In the newly filed complaint, plaintiffs Gina Bartone of New Jersey and Mateo Canu of California, represented by the public interest-focused Clarkson Law Firm, allege that Meta violated privacy laws and engaged in false advertising. According to the complaint, the marketing of Ray-Ban Meta Smart Glasses included phrases such as designed for privacy and controlled by you, whilst failing to clearly disclose that footage could be reviewed by overseas workers.
Meta made a promise to millions of consumers while knowing full well it could not keep it, said Clarkson Law Firm managing partner Ryan Clarkson. The lawsuit points to an apparent disconnect between Meta's marketing and the actual operation of its AI features, particularly the company's Live AI function. There is no way to use the smart glasses' multimodal features without sharing the captures of your surroundings with the company. Footage that is captured but not stored locally for users, like video when Live AI is in use, can be sent to contractors who help train the company's AI models.

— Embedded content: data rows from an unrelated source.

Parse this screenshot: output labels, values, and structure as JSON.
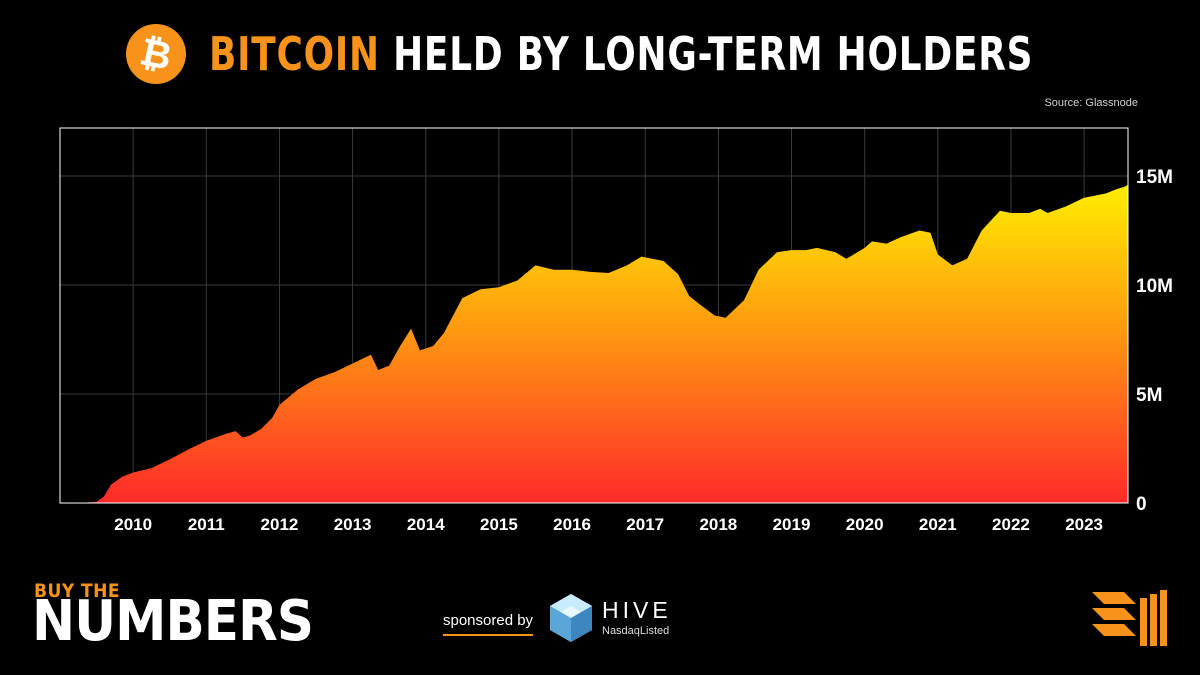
{
  "header": {
    "title_accent": "BITCOIN",
    "title_rest": "HELD BY LONG-TERM HOLDERS",
    "source": "Source: Glassnode",
    "logo_letter": "₿"
  },
  "colors": {
    "accent": "#f7931a",
    "area_top": "#ffee00",
    "area_mid": "#ff9a10",
    "area_bottom": "#ff2a2a",
    "background": "#000000"
  },
  "chart_data": {
    "type": "area",
    "title": "BITCOIN HELD BY LONG-TERM HOLDERS",
    "xlabel": "",
    "ylabel": "",
    "x_ticks": [
      "2010",
      "2011",
      "2012",
      "2013",
      "2014",
      "2015",
      "2016",
      "2017",
      "2018",
      "2019",
      "2020",
      "2021",
      "2022",
      "2023"
    ],
    "y_ticks": [
      {
        "value": 0,
        "label": "0"
      },
      {
        "value": 5000000,
        "label": "5M"
      },
      {
        "value": 10000000,
        "label": "10M"
      },
      {
        "value": 15000000,
        "label": "15M"
      }
    ],
    "xlim": [
      2009.0,
      2023.6
    ],
    "ylim": [
      0,
      17200000
    ],
    "y_axis_side": "right",
    "grid": true,
    "series": [
      {
        "points": [
          [
            2009.0,
            0.0
          ],
          [
            2009.3,
            0.01
          ],
          [
            2009.5,
            0.05
          ],
          [
            2009.6,
            0.3
          ],
          [
            2009.7,
            0.85
          ],
          [
            2009.85,
            1.2
          ],
          [
            2010.0,
            1.4
          ],
          [
            2010.25,
            1.6
          ],
          [
            2010.5,
            2.0
          ],
          [
            2010.75,
            2.45
          ],
          [
            2011.0,
            2.85
          ],
          [
            2011.25,
            3.15
          ],
          [
            2011.4,
            3.3
          ],
          [
            2011.5,
            3.0
          ],
          [
            2011.6,
            3.1
          ],
          [
            2011.75,
            3.4
          ],
          [
            2011.9,
            3.9
          ],
          [
            2012.0,
            4.5
          ],
          [
            2012.25,
            5.2
          ],
          [
            2012.5,
            5.7
          ],
          [
            2012.75,
            6.0
          ],
          [
            2013.0,
            6.4
          ],
          [
            2013.25,
            6.8
          ],
          [
            2013.35,
            6.1
          ],
          [
            2013.5,
            6.3
          ],
          [
            2013.65,
            7.2
          ],
          [
            2013.8,
            8.0
          ],
          [
            2013.92,
            7.0
          ],
          [
            2014.1,
            7.2
          ],
          [
            2014.25,
            7.8
          ],
          [
            2014.5,
            9.4
          ],
          [
            2014.75,
            9.8
          ],
          [
            2015.0,
            9.9
          ],
          [
            2015.25,
            10.2
          ],
          [
            2015.5,
            10.9
          ],
          [
            2015.75,
            10.7
          ],
          [
            2016.0,
            10.7
          ],
          [
            2016.25,
            10.6
          ],
          [
            2016.5,
            10.55
          ],
          [
            2016.75,
            10.9
          ],
          [
            2016.95,
            11.3
          ],
          [
            2017.25,
            11.1
          ],
          [
            2017.45,
            10.5
          ],
          [
            2017.6,
            9.5
          ],
          [
            2017.75,
            9.1
          ],
          [
            2017.95,
            8.6
          ],
          [
            2018.1,
            8.5
          ],
          [
            2018.35,
            9.3
          ],
          [
            2018.55,
            10.7
          ],
          [
            2018.8,
            11.5
          ],
          [
            2019.0,
            11.6
          ],
          [
            2019.2,
            11.6
          ],
          [
            2019.35,
            11.7
          ],
          [
            2019.6,
            11.5
          ],
          [
            2019.75,
            11.2
          ],
          [
            2020.0,
            11.7
          ],
          [
            2020.1,
            12.0
          ],
          [
            2020.3,
            11.9
          ],
          [
            2020.5,
            12.2
          ],
          [
            2020.75,
            12.5
          ],
          [
            2020.9,
            12.4
          ],
          [
            2021.0,
            11.4
          ],
          [
            2021.2,
            10.9
          ],
          [
            2021.4,
            11.2
          ],
          [
            2021.6,
            12.5
          ],
          [
            2021.85,
            13.4
          ],
          [
            2022.0,
            13.3
          ],
          [
            2022.25,
            13.3
          ],
          [
            2022.4,
            13.5
          ],
          [
            2022.5,
            13.3
          ],
          [
            2022.75,
            13.6
          ],
          [
            2023.0,
            14.0
          ],
          [
            2023.15,
            14.1
          ],
          [
            2023.3,
            14.2
          ],
          [
            2023.45,
            14.4
          ],
          [
            2023.55,
            14.5
          ],
          [
            2023.6,
            14.6
          ]
        ],
        "unit": "million BTC"
      }
    ]
  },
  "footer": {
    "brand_small": "BUY THE",
    "brand_big": "NUMBERS",
    "sponsored_by": "sponsored by",
    "sponsor_name": "HIVE",
    "sponsor_sub": "NasdaqListed"
  }
}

In 2025, over seven million people bought Meta's smart glasses. The footage from those glasses is fed into a data pipeline for review, and users can't opt out. This scale gives the lawsuit potential to affect a substantial portion of the consumer market for smart glasses technology.

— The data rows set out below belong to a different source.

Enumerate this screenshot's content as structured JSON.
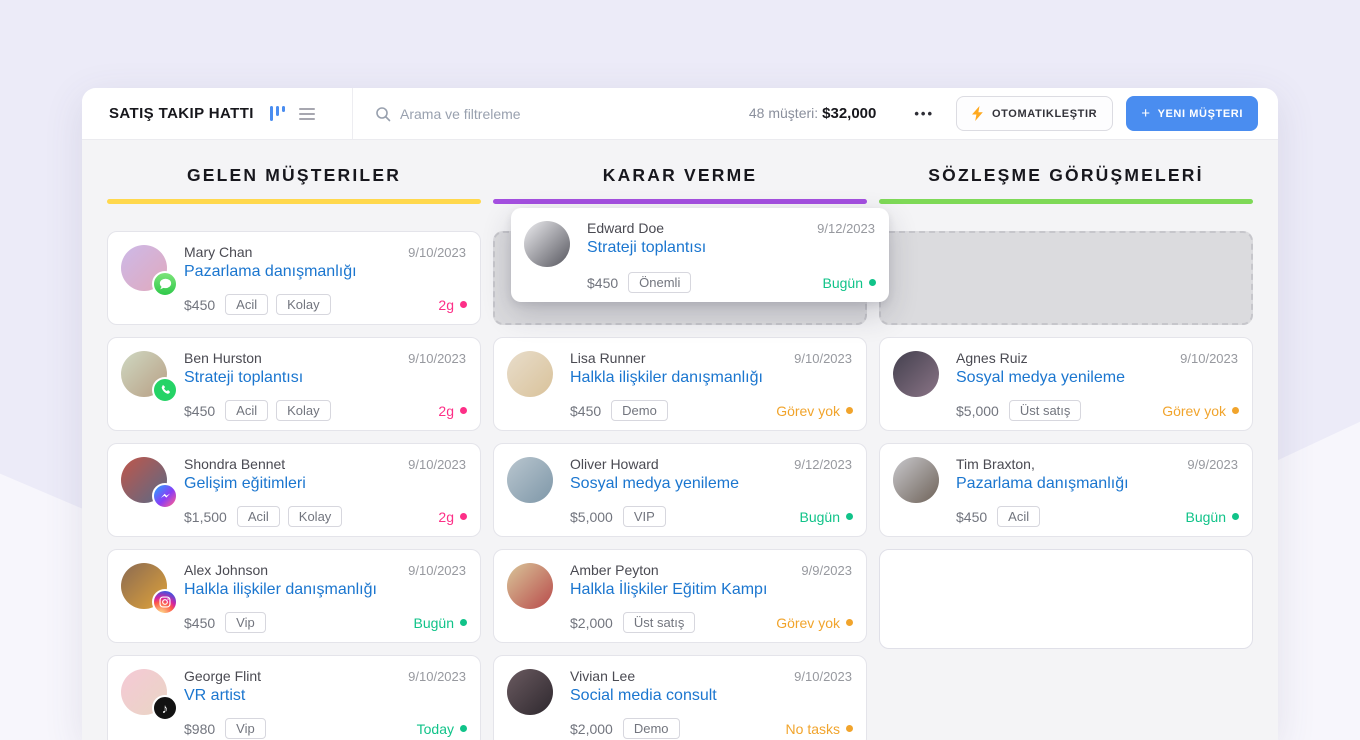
{
  "header": {
    "title": "SATIŞ TAKIP HATTI",
    "search_placeholder": "Arama ve filtreleme",
    "stats_label": "48 müşteri:",
    "stats_value": "$32,000",
    "more_label": "•••",
    "automate_label": "OTOMATIKLEŞTIR",
    "new_customer_plus": "+",
    "new_customer_label": "YENI MÜŞTERI",
    "icons": {
      "kanban_view": "kanban-columns-icon",
      "list_view": "list-menu-icon",
      "search": "search-icon",
      "more": "more-dots-icon",
      "automate_bolt": "lightning-icon",
      "new_plus": "plus-icon"
    }
  },
  "colors": {
    "accent_blue": "#4a8df0",
    "status_green": "#11c389",
    "status_pink": "#fd2f87",
    "status_amber": "#f1a42c",
    "column_accents": [
      "#ffd84d",
      "#a44fe0",
      "#7ed957"
    ]
  },
  "board": {
    "columns": [
      {
        "title": "GELEN MÜŞTERILER",
        "accent": "#ffd84d",
        "items": [
          {
            "kind": "card",
            "name": "Mary Chan",
            "date": "9/10/2023",
            "title": "Pazarlama danışmanlığı",
            "price": "$450",
            "tags": [
              "Acil",
              "Kolay"
            ],
            "status": "2g",
            "status_color": "pink",
            "social": "imessage",
            "avatar": [
              "#cdb9e8",
              "#e0a9bd"
            ]
          },
          {
            "kind": "card",
            "name": "Ben Hurston",
            "date": "9/10/2023",
            "title": "Strateji toplantısı",
            "price": "$450",
            "tags": [
              "Acil",
              "Kolay"
            ],
            "status": "2g",
            "status_color": "pink",
            "social": "whatsapp",
            "avatar": [
              "#cfd8c2",
              "#b89f84"
            ]
          },
          {
            "kind": "card",
            "name": "Shondra Bennet",
            "date": "9/10/2023",
            "title": "Gelişim eğitimleri",
            "price": "$1,500",
            "tags": [
              "Acil",
              "Kolay"
            ],
            "status": "2g",
            "status_color": "pink",
            "social": "messenger",
            "avatar": [
              "#c0564a",
              "#5a6a86"
            ]
          },
          {
            "kind": "card",
            "name": "Alex Johnson",
            "date": "9/10/2023",
            "title": "Halkla ilişkiler danışmanlığı",
            "price": "$450",
            "tags": [
              "Vip"
            ],
            "status": "Bugün",
            "status_color": "green",
            "social": "instagram",
            "avatar": [
              "#8a6a52",
              "#e0a33a"
            ]
          },
          {
            "kind": "card",
            "name": "George Flint",
            "date": "9/10/2023",
            "title": "VR artist",
            "price": "$980",
            "tags": [
              "Vip"
            ],
            "status": "Today",
            "status_color": "green",
            "social": "tiktok",
            "avatar": [
              "#f5c9d6",
              "#e9d5c4"
            ]
          }
        ]
      },
      {
        "title": "KARAR VERME",
        "accent": "#a44fe0",
        "items": [
          {
            "kind": "placeholder"
          },
          {
            "kind": "card",
            "name": "Lisa Runner",
            "date": "9/10/2023",
            "title": "Halkla ilişkiler danışmanlığı",
            "price": "$450",
            "tags": [
              "Demo"
            ],
            "status": "Görev yok",
            "status_color": "amber",
            "social": null,
            "avatar": [
              "#e8ddcb",
              "#d9c29a"
            ]
          },
          {
            "kind": "card",
            "name": "Oliver Howard",
            "date": "9/12/2023",
            "title": "Sosyal medya yenileme",
            "price": "$5,000",
            "tags": [
              "VIP"
            ],
            "status": "Bugün",
            "status_color": "green",
            "social": null,
            "avatar": [
              "#b9c6cf",
              "#7e97a8"
            ]
          },
          {
            "kind": "card",
            "name": "Amber Peyton",
            "date": "9/9/2023",
            "title": "Halkla İlişkiler Eğitim Kampı",
            "price": "$2,000",
            "tags": [
              "Üst satış"
            ],
            "status": "Görev yok",
            "status_color": "amber",
            "social": null,
            "avatar": [
              "#d9c69a",
              "#b84a4a"
            ]
          },
          {
            "kind": "card",
            "name": "Vivian Lee",
            "date": "9/10/2023",
            "title": "Social media consult",
            "price": "$2,000",
            "tags": [
              "Demo"
            ],
            "status": "No tasks",
            "status_color": "amber",
            "social": null,
            "avatar": [
              "#6a5a60",
              "#2e282e"
            ]
          }
        ]
      },
      {
        "title": "SÖZLEŞME GÖRÜŞMELERİ",
        "accent": "#7ed957",
        "items": [
          {
            "kind": "placeholder"
          },
          {
            "kind": "card",
            "name": "Agnes Ruiz",
            "date": "9/10/2023",
            "title": "Sosyal medya yenileme",
            "price": "$5,000",
            "tags": [
              "Üst satış"
            ],
            "status": "Görev yok",
            "status_color": "amber",
            "social": null,
            "avatar": [
              "#43404e",
              "#8a7486"
            ]
          },
          {
            "kind": "card",
            "name": "Tim Braxton,",
            "date": "9/9/2023",
            "title": "Pazarlama danışmanlığı",
            "price": "$450",
            "tags": [
              "Acil"
            ],
            "status": "Bugün",
            "status_color": "green",
            "social": null,
            "avatar": [
              "#c8c8cc",
              "#6e6258"
            ]
          },
          {
            "kind": "empty"
          }
        ]
      }
    ]
  },
  "dragged_card": {
    "name": "Edward Doe",
    "date": "9/12/2023",
    "title": "Strateji toplantısı",
    "price": "$450",
    "tag": "Önemli",
    "status": "Bugün",
    "status_color": "green",
    "avatar": [
      "#ededf0",
      "#56565e"
    ]
  }
}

Meta's Response and the Privacy Policy Question
A spokesperson for Meta confirmed to Engadget that data from its smart glasses can be shared with human contractors in some cases. The company declined to comment on the claims in the lawsuit. Ray-Ban Meta glasses help you use AI, hands free, to answer questions about the world around you, the spokesperson said. Unless users choose to share media they've captured with Meta or others, that media stays on the user's device. When people share content with Meta AI, we sometimes use contractors to review this data for the purpose of improving people's experience, as many other companies do. We take steps to filter this data to protect people's privacy and to help prevent identifying information from being reviewed.
The company's statement hinges on a critical distinction: that data remain local unless users actively share content. Yet the lawsuit contends this distinction is meaningless in practice. Meta's privacy policy doesn't specifically mention the use of human contractors, though it states that such data can be used for training purposes. The case will likely turn on whether buried references in terms of service constitute adequate disclosure of a practice affecting millions.

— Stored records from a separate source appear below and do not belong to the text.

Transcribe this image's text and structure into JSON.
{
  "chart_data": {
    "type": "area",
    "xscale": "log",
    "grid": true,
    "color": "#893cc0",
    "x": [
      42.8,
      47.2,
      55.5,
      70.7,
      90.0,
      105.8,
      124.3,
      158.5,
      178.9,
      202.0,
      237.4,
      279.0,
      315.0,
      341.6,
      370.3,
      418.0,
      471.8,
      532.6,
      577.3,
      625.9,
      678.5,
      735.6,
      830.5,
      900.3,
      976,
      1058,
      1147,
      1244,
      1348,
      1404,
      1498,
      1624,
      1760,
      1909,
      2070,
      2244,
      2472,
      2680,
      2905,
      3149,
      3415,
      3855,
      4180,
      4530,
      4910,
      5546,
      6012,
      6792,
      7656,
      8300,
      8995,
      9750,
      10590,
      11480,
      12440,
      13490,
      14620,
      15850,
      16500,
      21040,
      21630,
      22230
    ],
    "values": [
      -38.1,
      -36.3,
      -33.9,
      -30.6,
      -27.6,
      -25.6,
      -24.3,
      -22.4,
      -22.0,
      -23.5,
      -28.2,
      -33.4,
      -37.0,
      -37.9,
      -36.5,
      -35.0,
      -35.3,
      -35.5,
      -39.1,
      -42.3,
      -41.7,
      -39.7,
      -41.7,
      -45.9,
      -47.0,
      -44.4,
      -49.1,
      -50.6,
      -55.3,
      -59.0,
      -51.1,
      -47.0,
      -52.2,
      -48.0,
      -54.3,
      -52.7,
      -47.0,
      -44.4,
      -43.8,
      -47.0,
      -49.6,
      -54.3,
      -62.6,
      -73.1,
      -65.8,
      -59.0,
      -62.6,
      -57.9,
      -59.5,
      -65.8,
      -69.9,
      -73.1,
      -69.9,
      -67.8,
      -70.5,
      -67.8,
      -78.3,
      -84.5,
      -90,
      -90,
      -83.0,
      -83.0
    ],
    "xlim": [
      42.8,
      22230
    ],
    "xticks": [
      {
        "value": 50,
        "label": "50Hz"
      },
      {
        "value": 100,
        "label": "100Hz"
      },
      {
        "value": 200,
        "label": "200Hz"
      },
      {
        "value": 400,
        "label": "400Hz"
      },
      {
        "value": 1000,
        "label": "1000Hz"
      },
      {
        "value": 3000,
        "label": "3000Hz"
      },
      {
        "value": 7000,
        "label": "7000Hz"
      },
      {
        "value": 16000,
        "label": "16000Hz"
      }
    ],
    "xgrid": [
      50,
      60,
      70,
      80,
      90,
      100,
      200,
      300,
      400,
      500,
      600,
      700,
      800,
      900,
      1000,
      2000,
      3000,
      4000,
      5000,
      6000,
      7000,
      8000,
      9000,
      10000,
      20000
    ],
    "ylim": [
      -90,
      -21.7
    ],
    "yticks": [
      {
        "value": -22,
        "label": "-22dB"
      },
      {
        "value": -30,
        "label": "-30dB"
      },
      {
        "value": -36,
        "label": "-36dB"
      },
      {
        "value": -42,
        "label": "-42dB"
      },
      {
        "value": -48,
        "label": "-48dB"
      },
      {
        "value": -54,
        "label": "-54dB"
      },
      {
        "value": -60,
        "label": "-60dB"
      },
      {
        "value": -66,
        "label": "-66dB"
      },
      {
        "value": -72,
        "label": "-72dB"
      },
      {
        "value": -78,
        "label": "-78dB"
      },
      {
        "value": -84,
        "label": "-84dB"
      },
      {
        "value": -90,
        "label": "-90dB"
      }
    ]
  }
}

Broader Regulatory Scrutiny
The news prompted the U.K. regulator, the Information Commissioner's Office, to investigate the matter. The UK's Information Commissioner's Office has opened a formal inquiry into Meta's data handling practices for the smart glasses. This regulatory attention suggests the issue extends beyond individual litigation into questions of whether Meta has met legal obligations around transparency and data protection in multiple jurisdictions.
The lawsuit raises legitimate concerns about disclosure. Consumer technology marketing increasingly emphasises privacy features without always clarifying what data flows occur automatically behind the scenes. Yet a balanced assessment requires acknowledging Meta's point that many AI companies rely on human review of data. The question becomes not whether this practice exists, but whether users understood it was occurring when they purchased the device. The court will need to weigh what constitutes adequate notice against what marketing claims consumers would reasonably expect to inform their purchasing decisions. This tension between accessible consumer marketing and complete technical accuracy remains unresolved across the technology industry.